Institute for Stroke and Dementia Research, University Hospital, LMU Munich, Munich, Germany.
Department of Neurology, UMC Utrecht Brain Center, University Medical Center Utrecht, Utrecht University, Utrecht, the Netherlands.
Alzheimers Dement. 2020 Nov;16(11):1504-1514. doi: 10.1002/alz.12150. Epub 2020 Aug 18.
Microstructural alterations as assessed by diffusion tensor imaging (DTI) are key findings in both Alzheimer's disease (AD) and small vessel disease (SVD). We determined the contribution of each of these conditions to diffusion alterations.

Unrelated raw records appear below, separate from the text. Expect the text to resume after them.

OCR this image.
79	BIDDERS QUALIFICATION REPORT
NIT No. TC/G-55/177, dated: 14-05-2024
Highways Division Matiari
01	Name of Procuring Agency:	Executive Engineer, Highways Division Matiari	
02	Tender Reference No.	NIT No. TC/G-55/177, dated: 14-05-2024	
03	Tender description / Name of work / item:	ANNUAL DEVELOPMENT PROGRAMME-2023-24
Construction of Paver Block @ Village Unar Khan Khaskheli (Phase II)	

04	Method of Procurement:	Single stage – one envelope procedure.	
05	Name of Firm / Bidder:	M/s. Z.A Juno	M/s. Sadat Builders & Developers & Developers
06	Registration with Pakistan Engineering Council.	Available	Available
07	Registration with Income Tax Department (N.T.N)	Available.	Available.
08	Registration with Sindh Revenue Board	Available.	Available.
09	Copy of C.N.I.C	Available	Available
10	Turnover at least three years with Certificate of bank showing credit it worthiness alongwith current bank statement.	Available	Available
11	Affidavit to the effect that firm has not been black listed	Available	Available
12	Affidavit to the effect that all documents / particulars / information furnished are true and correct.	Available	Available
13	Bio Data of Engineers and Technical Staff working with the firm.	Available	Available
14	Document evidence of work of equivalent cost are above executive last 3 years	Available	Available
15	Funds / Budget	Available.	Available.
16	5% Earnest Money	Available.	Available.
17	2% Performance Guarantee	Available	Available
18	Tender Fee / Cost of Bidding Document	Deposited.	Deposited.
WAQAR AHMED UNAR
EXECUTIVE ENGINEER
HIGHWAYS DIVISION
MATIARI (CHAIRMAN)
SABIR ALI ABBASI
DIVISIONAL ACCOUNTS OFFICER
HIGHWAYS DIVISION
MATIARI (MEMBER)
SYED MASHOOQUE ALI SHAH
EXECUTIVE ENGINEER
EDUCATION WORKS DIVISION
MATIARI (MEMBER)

We studied six samples (N = 365 participants) covering the spectrum of AD and SVD, including genetically defined samples. We calculated diffusion measures from DTI and free water imaging. Simple linear, multivariable random forest, and voxel-based regressions were used to evaluate associations between AD biomarkers (amyloid beta, tau), SVD imaging markers, and diffusion measures.
SVD markers were strongly associated with diffusion measures and showed a higher contribution than AD biomarkers in multivariable analysis across all memory clinic samples. Voxel-wise analyses between tau and diffusion measures were not significant.
In memory clinic patients, the effect of SVD on diffusion alterations largely exceeds the effect of AD, supporting the value of diffusion measures as markers of SVD.
通过弥散张量成像(DTI)评估的微观结构改变是阿尔茨海默病(AD)和小血管疾病(SVD)的重要发现。我们确定了这些情况中的每一种对弥散改变的贡献。
我们研究了六个样本(N=365 名参与者),涵盖了 AD 和 SVD 的范围,包括基因定义的样本。我们从 DTI 和游离水成像中计算了弥散指标。简单线性、多变量随机森林和体素回归用于评估 AD 生物标志物(β淀粉样蛋白、tau)、SVD 成像标志物与弥散指标之间的关联。
SVD 标志物与弥散指标密切相关,在所有记忆诊所样本的多变量分析中,其贡献高于 AD 生物标志物。tau 与弥散指标之间的体素分析不显著。
在记忆诊所患者中,SVD 对弥散改变的影响远远超过 AD,支持弥散指标作为 SVD 标志物的价值。